Automats

concrete
40.5 x 46.5 x 2 cm
2004

Reversing planes, aspect perception, making things that permit two ways of seeing are among the areas that Nita Tandon addresses in her work, regardless of the medium or material she uses. She is consistently not analytical in her approach, for she does not guide the viewer’s eye towards specific themes or contents but towards the gaze itself, towards our perception.

Also the objects from the Automats are series based in this concept – the title’s semantic ambiguity being part of their very appearance. What we have before us are concrete casts of car mats, rubber mats that we barely get to see while seated in the car. Negatives of these mats cast in concrete hang before us on
the wall, imprints of a surface that we do not ordinarily touch now mirrored in concrete. The original object’s tactility must now be replaced by the visual. The three-dimensionality of the object that had at first glance presented itself as a false picture can only convey an idea of the object’s haptic qualities.
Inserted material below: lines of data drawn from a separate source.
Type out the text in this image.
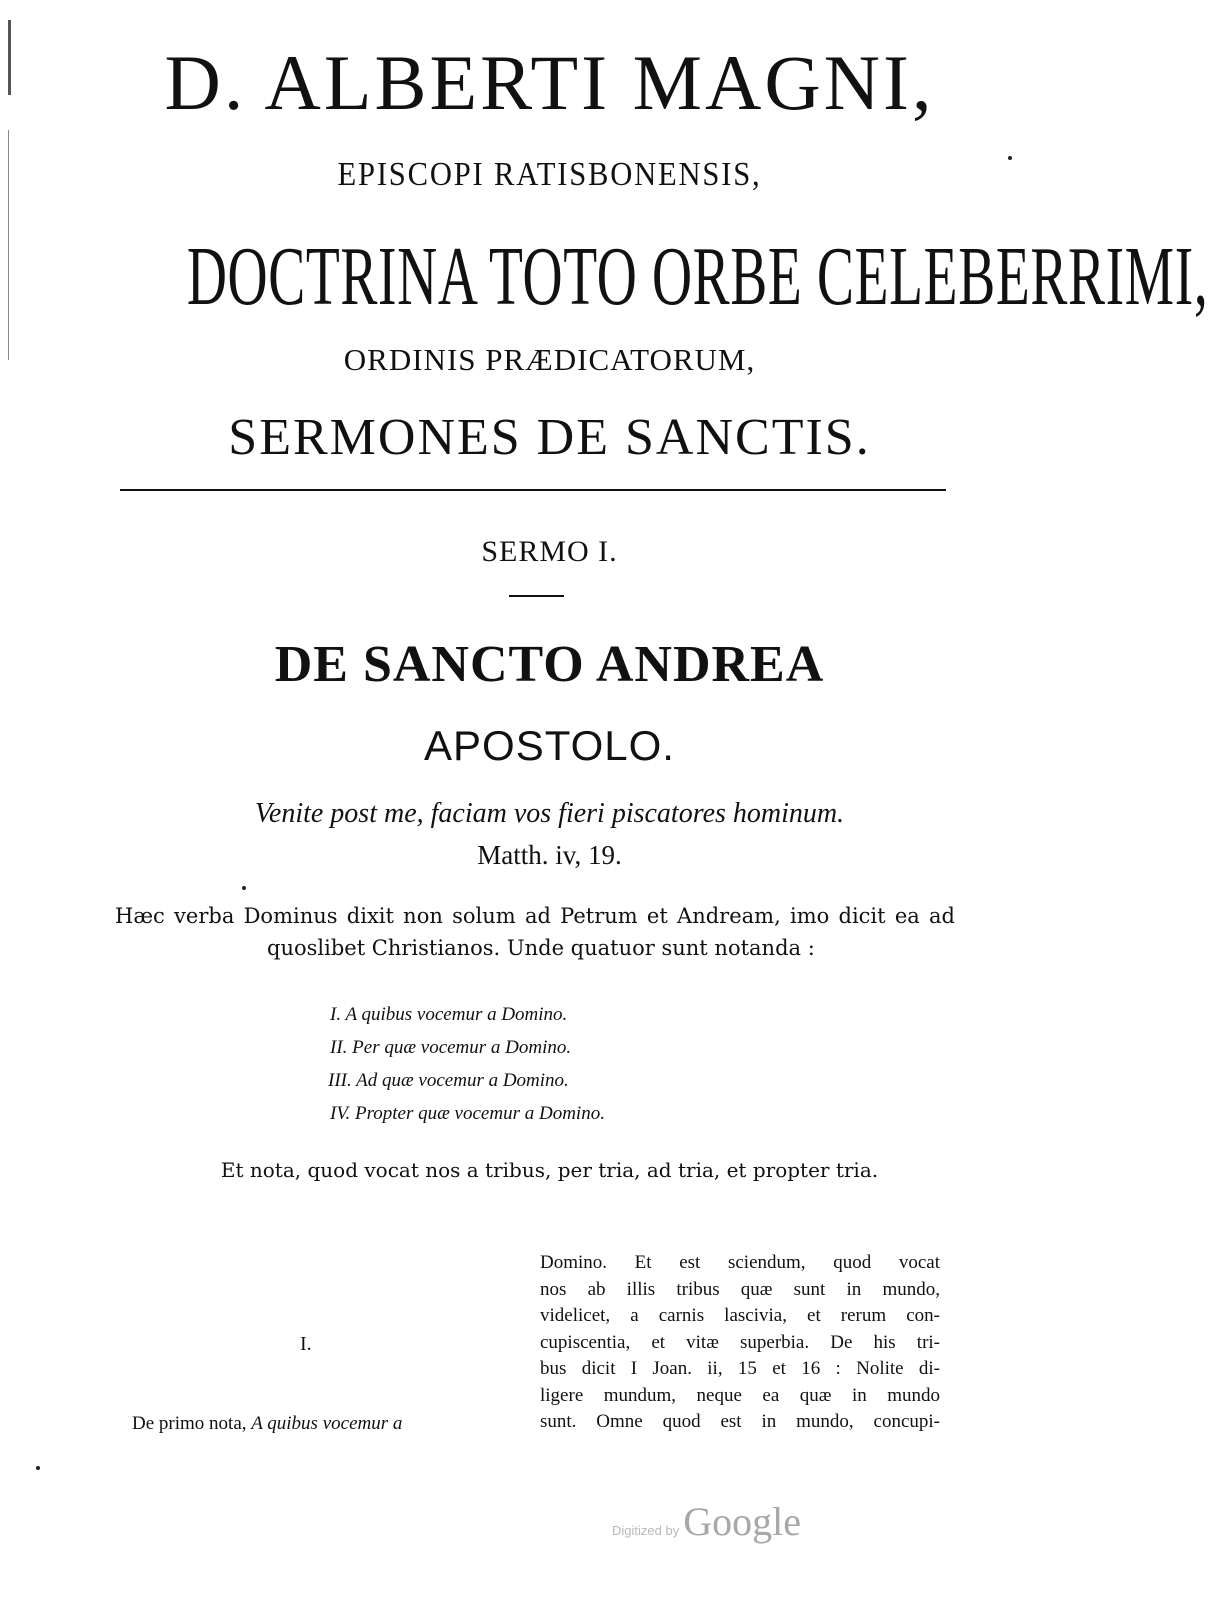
D. ALBERTI MAGNI,
EPISCOPI RATISBONENSIS,
DOCTRINA TOTO ORBE CELEBERRIMI,
ORDINIS PRÆDICATORUM,
SERMONES DE SANCTIS.
SERMO I.
DE SANCTO ANDREA
APOSTOLO.
Venite post me, faciam vos fieri piscatores hominum.
Matth. iv, 19.
Hæc verba Dominus dixit non solum ad Petrum et Andream, imo dicit ea ad
quoslibet Christianos. Unde quatuor sunt notanda :
I. A quibus vocemur a Domino.
II. Per quæ vocemur a Domino.
III. Ad quæ vocemur a Domino.
IV. Propter quæ vocemur a Domino.
Et nota, quod vocat nos a tribus, per tria, ad tria, et propter tria.
I.
De primo nota, A quibus vocemur a
Domino. Et est sciendum, quod vocat
nos ab illis tribus quæ sunt in mundo,
videlicet, a carnis lascivia, et rerum con-
cupiscentia, et vitæ superbia. De his tri-
bus dicit I Joan. ii, 15 et 16 : Nolite di-
ligere mundum, neque ea quæ in mundo
sunt. Omne quod est in mundo, concupi-
Digitized by Google
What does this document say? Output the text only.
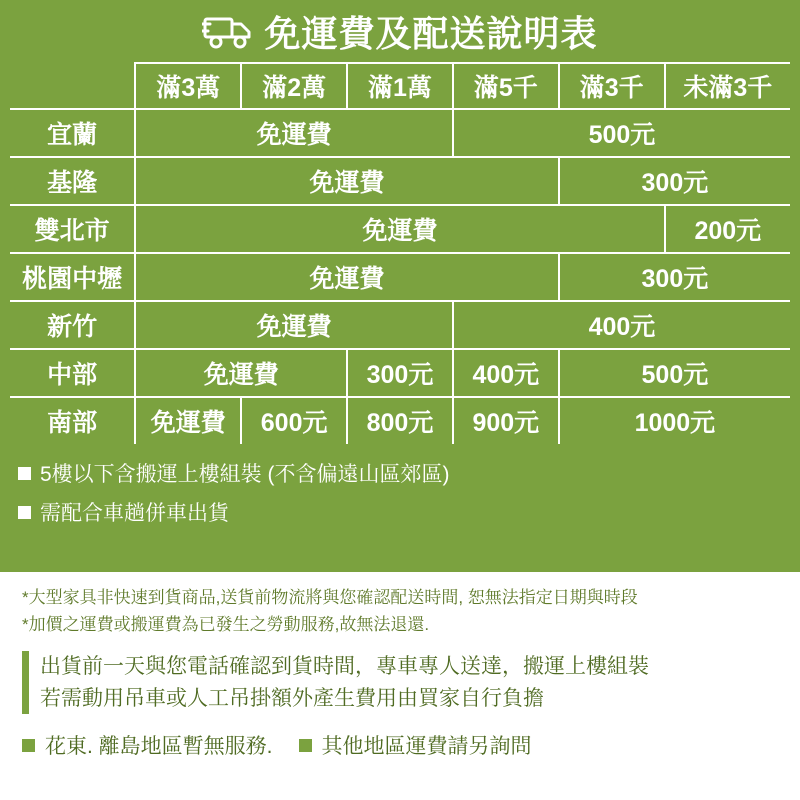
免運費及配送說明表
	滿3萬	滿2萬	滿1萬	滿5千	滿3千	未滿3千
宜蘭	免運費			500元		
基隆	免運費				300元	
雙北市	免運費					200元
桃園中壢	免運費				300元	
新竹	免運費			400元		
中部	免運費		300元	400元	500元	
南部	免運費	600元	800元	900元	1000元	
5樓以下含搬運上樓組裝 (不含偏遠山區郊區)
需配合車趟併車出貨

*大型家具非快速到貨商品,送貨前物流將與您確認配送時間, 恕無法指定日期與時段

*加價之運費或搬運費為已發生之勞動服務,故無法退還.

出貨前一天與您電話確認到貨時間，專車專人送達，搬運上樓組裝
若需動用吊車或人工吊掛額外產生費用由買家自行負擔
花東. 離島地區暫無服務. 其他地區運費請另詢問
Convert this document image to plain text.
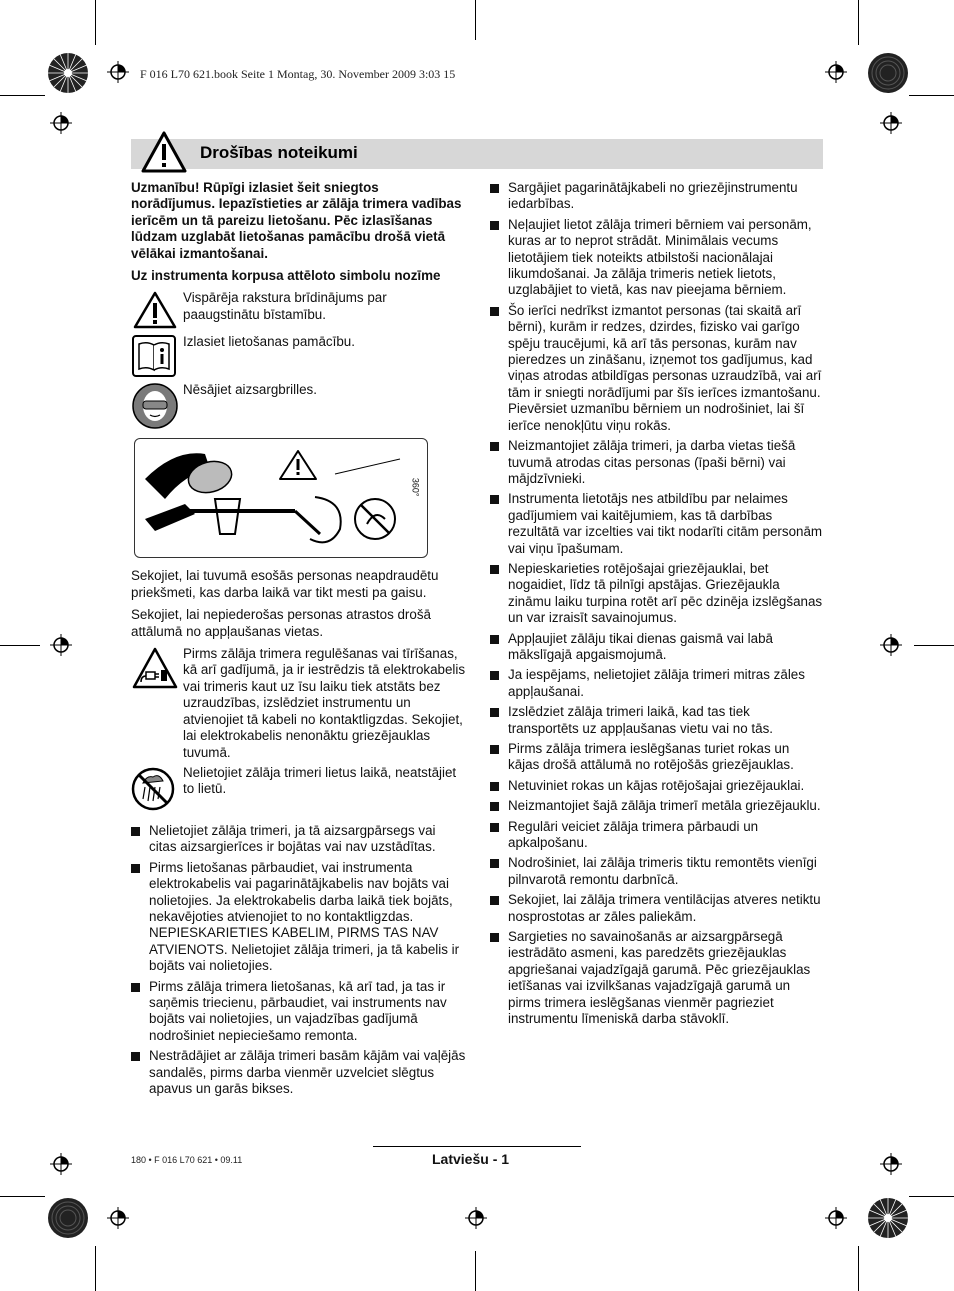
F 016 L70 621.book Seite 1 Montag, 30. November 2009 3:03 15
Drošības noteikumi

Uzmanību! Rūpīgi izlasiet šeit sniegtos norādījumus. Iepazīstieties ar zālāja trimera vadības ierīcēm un tā pareizu lietošanu. Pēc izlasīšanas lūdzam uzglabāt lietošanas pamācību drošā vietā vēlākai izmantošanai.

Uz instrumenta korpusa attēloto simbolu nozīme

Vispārēja rakstura brīdinājums par paaugstinātu bīstamību.
Izlasiet lietošanas pamācību.
Nēsājiet aizsargbrilles.
360°

Sekojiet, lai tuvumā esošās personas neapdraudētu priekšmeti, kas darba laikā var tikt mesti pa gaisu.

Sekojiet, lai nepiederošas personas atrastos drošā attālumā no appļaušanas vietas.

Pirms zālāja trimera regulēšanas vai tīrīšanas, kā arī gadījumā, ja ir iestrēdzis tā elektrokabelis vai trimeris kaut uz īsu laiku tiek atstāts bez uzraudzības, izslēdziet instrumentu un atvienojiet tā kabeli no kontaktligzdas. Sekojiet, lai elektrokabelis nenonāktu griezējauklas tuvumā.
Nelietojiet zālāja trimeri lietus laikā, neatstājiet to lietū.
Nelietojiet zālāja trimeri, ja tā aizsargpārsegs vai citas aizsargierīces ir bojātas vai nav uzstādītas.
Pirms lietošanas pārbaudiet, vai instrumenta elektrokabelis vai pagarinātājkabelis nav bojāts vai nolietojies. Ja elektrokabelis darba laikā tiek bojāts, nekavējoties atvienojiet to no kontaktligzdas. NEPIESKARIETIES KABELIM, PIRMS TAS NAV ATVIENOTS. Nelietojiet zālāja trimeri, ja tā kabelis ir bojāts vai nolietojies.
Pirms zālāja trimera lietošanas, kā arī tad, ja tas ir saņēmis triecienu, pārbaudiet, vai instruments nav bojāts vai nolietojies, un vajadzības gadījumā nodrošiniet nepieciešamo remonta.
Nestrādājiet ar zālāja trimeri basām kājām vai vaļējās sandalēs, pirms darba vienmēr uzvelciet slēgtus apavus un garās bikses.
Sargājiet pagarinātājkabeli no griezējinstrumentu iedarbības.
Neļaujiet lietot zālāja trimeri bērniem vai personām, kuras ar to neprot strādāt. Minimālais vecums lietotājiem tiek noteikts atbilstoši nacionālajai likumdošanai. Ja zālāja trimeris netiek lietots, uzglabājiet to vietā, kas nav pieejama bērniem.
Šo ierīci nedrīkst izmantot personas (tai skaitā arī bērni), kurām ir redzes, dzirdes, fizisko vai garīgo spēju traucējumi, kā arī tās personas, kurām nav pieredzes un zināšanu, izņemot tos gadījumus, kad viņas atrodas atbildīgas personas uzraudzībā, vai arī tām ir sniegti norādījumi par šīs ierīces izmantošanu. Pievērsiet uzmanību bērniem un nodrošiniet, lai šī ierīce nenokļūtu viņu rokās.
Neizmantojiet zālāja trimeri, ja darba vietas tiešā tuvumā atrodas citas personas (īpaši bērni) vai mājdzīvnieki.
Instrumenta lietotājs nes atbildību par nelaimes gadījumiem vai kaitējumiem, kas tā darbības rezultātā var izcelties vai tikt nodarīti citām personām vai viņu īpašumam.
Nepieskarieties rotējošajai griezējauklai, bet nogaidiet, līdz tā pilnīgi apstājas. Griezējaukla zināmu laiku turpina rotēt arī pēc dzinēja izslēgšanas un var izraisīt savainojumus.
Appļaujiet zālāju tikai dienas gaismā vai labā mākslīgajā apgaismojumā.
Ja iespējams, nelietojiet zālāja trimeri mitras zāles appļaušanai.
Izslēdziet zālāja trimeri laikā, kad tas tiek transportēts uz appļaušanas vietu vai no tās.
Pirms zālāja trimera ieslēgšanas turiet rokas un kājas drošā attālumā no rotējošās griezējauklas.
Netuviniet rokas un kājas rotējošajai griezējauklai.
Neizmantojiet šajā zālāja trimerī metāla griezējauklu.
Regulāri veiciet zālāja trimera pārbaudi un apkalpošanu.
Nodrošiniet, lai zālāja trimeris tiktu remontēts vienīgi pilnvarotā remontu darbnīcā.
Sekojiet, lai zālāja trimera ventilācijas atveres netiktu nosprostotas ar zāles paliekām.
Sargieties no savainošanās ar aizsargpārsegā iestrādāto asmeni, kas paredzēts griezējauklas apgriešanai vajadzīgajā garumā. Pēc griezējauklas ietīšanas vai izvilkšanas vajadzīgajā garumā un pirms trimera ieslēgšanas vienmēr pagrieziet instrumentu līmeniskā darba stāvoklī.
180 • F 016 L70 621 • 09.11	Latviešu - 1
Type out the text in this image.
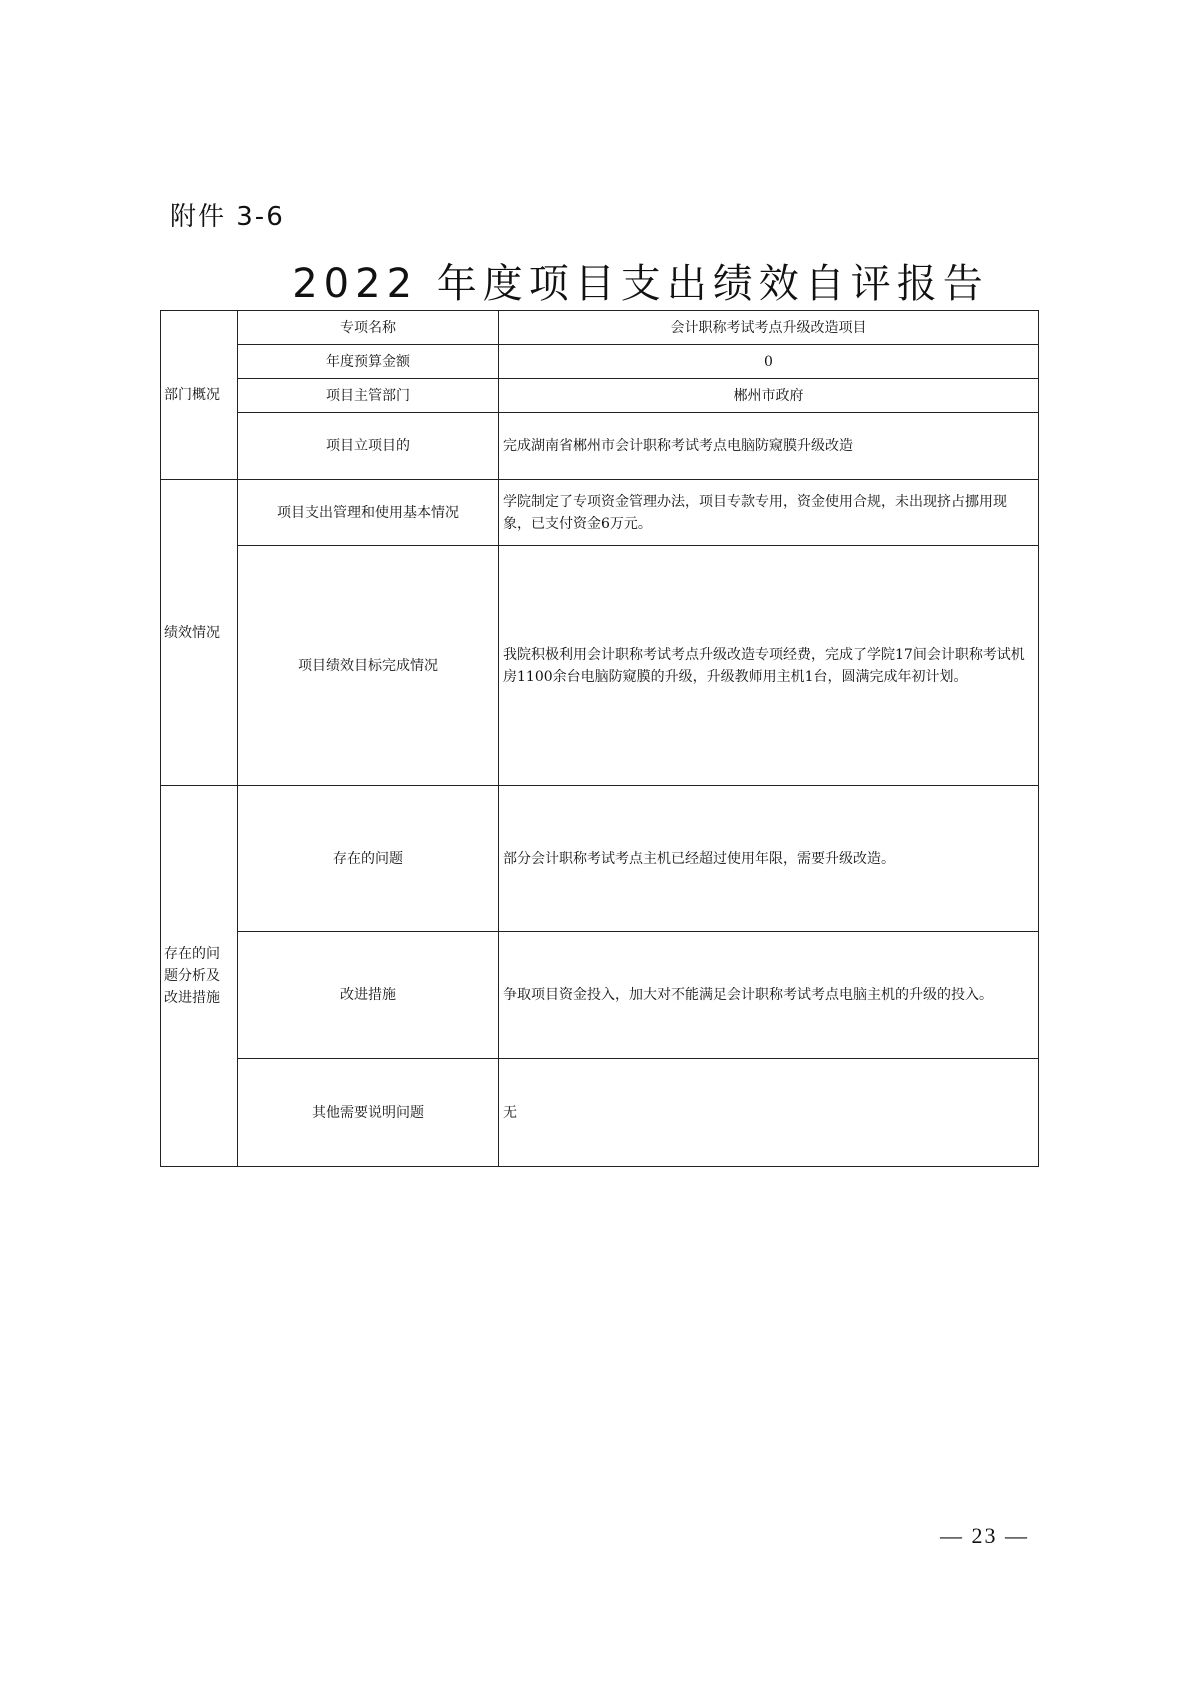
附件 3-6
2022 年度项目支出绩效自评报告
部门概况	专项名称	会计职称考试考点升级改造项目
	年度预算金额	0
	项目主管部门	郴州市政府
	项目立项目的	完成湖南省郴州市会计职称考试考点电脑防窥膜升级改造
绩效情况	项目支出管理和使用基本情况	学院制定了专项资金管理办法，项目专款专用，资金使用合规，未出现挤占挪用现象，已支付资金6万元。
	项目绩效目标完成情况	我院积极利用会计职称考试考点升级改造专项经费，完成了学院17间会计职称考试机房1100余台电脑防窥膜的升级，升级教师用主机1台，圆满完成年初计划。
存在的问题分析及改进措施	存在的问题	部分会计职称考试考点主机已经超过使用年限，需要升级改造。
	改进措施	争取项目资金投入，加大对不能满足会计职称考试考点电脑主机的升级的投入。
	其他需要说明问题	无
— 23 —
Some of Tandon’s earlier works include ‘pictures’ (I have intentionally put this term in quotation marks) that combine painting and concrete elements, show trompe l’oeil perspective, making sensually experienceable the aporias in the question of whether a thing is two- or three-dimensional. This paradox is implicit in these works, which Tandon consistently expands by including the space in which they hang. The series titled Disclosure comprises objects that look like doors, or perhaps they are doors – false doors at any rate, for they are robbed of their function; they are integrated into the space rather than asserting themselves as foreign objects like art exhibits tend to do.

The Automats are yet another step in this direction as the objects are serial in character: Tandon uses the same mould for numerous casts with different combinations of sand and cement, lending each a different quality. In this way the imprint of the objects, which gives a poetic turn to the trivial, results in a series that reverses this principal by giving a trivial turn to the poetic.